My other kilns are still in commission, I have recently fired the salt kiln again after a long gap. and the older and trusted oil kiln is the mainstay of my operation although I fire almost as much in the wood kiln. The two chambers of the wood kiln are almost like firing two kilns and it therefore requires a lot of work to fill it. Salt Glazing is an exciting, but often less than predictable, method of firing pottery. As the kiln approaches the height of the firing the temperature has risen to a white hot 1260°C. At this point I throw small packets of common salt into the fireboxes of the kiln where it reacts with the intense heat and vaporises. The sodium from the salt reacts with the silica and alumina from the clay to form a glass or glaze. This process continues until I have used 15 lbs. of salt and the temperature has risen to the searing white heat of 1300°C.
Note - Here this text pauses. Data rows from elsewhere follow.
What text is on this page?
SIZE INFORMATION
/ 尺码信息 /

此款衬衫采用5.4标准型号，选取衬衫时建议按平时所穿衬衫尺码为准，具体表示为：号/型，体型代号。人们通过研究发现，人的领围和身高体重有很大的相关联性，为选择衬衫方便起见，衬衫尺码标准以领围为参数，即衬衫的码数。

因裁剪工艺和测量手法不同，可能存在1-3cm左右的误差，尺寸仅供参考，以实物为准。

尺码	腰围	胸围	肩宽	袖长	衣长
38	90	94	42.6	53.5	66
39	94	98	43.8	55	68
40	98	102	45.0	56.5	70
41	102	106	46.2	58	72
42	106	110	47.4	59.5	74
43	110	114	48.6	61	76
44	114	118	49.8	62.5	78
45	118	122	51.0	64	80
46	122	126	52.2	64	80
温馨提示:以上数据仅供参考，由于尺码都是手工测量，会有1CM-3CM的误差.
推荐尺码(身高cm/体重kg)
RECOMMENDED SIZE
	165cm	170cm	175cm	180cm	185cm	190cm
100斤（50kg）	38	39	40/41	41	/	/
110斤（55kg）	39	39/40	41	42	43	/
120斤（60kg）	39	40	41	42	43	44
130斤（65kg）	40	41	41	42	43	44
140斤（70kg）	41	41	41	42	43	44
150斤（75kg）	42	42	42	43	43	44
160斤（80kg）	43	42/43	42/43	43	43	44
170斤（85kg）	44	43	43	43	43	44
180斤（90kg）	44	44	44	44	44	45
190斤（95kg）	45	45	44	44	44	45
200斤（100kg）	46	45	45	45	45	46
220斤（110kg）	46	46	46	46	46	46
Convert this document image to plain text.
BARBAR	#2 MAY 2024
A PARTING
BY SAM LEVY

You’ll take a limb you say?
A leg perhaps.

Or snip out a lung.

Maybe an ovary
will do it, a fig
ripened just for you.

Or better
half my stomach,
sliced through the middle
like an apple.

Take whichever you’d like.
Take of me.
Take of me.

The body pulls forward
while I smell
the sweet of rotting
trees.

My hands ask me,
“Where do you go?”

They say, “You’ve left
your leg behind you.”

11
The manufacture of Salt glazed pottery first began in 14th century Germany and spread to England by the late 15th century. By the end of the eighteenth and throughout the nineteenth century, Salt Glazing became widely used in industry to produce millions of cheap utilitarian wares such as ink or Ginger Beer bottles. Salt Glazed pots are typically rich in texture and colour, the texture often compared to orange peel and the colours ranging from deep and intense orange to pink and yellow sometimes with a lustre reminiscent of Mother of Pearl. The wood kiln has a "salt chamber" which has provided something of a challenge in achieving the surfaces that I can obtain from the gas fired salt kiln.
In the oil fired kiln I fire reduction stoneware. I try to use as many local materials as possible for my slips and glazes particularly wood ash from the fires in the house and stone dust from a number of local quarries. A coarse, red clay that I dig from the woods on the other side of town makes a good slip that influences the colour of any glaze that I put over it. I believe what Hamada once said, to be true: it is better to use a limited range of materials and glazes and come to know them well than to have too great a choice and never fully explore the possibility of any of them. My work is not highly decorated; my main concern is the complex relationships that exist within the form of a pot and the subtle differences that make two very similar pots very different. However, I find it difficult to let a pot pass through totally undecorated. Most of my decorative technique takes place in the clay's surface. Drawing, combing, faceting, throwing raised features onto the surface of the pot and Hakeme are my most often used methods although I am drawn to wax resist between slips.
Wood firing is a way of decorating by proxy in that the kiln performs a magic that isn't entirely controllable. One can optimistically set the pots in the kiln in a certain pattern hoping to repeat the effect of a previous firing. Occasionally all goes to plan. More often the kiln, the vapours and the ash have a greater say."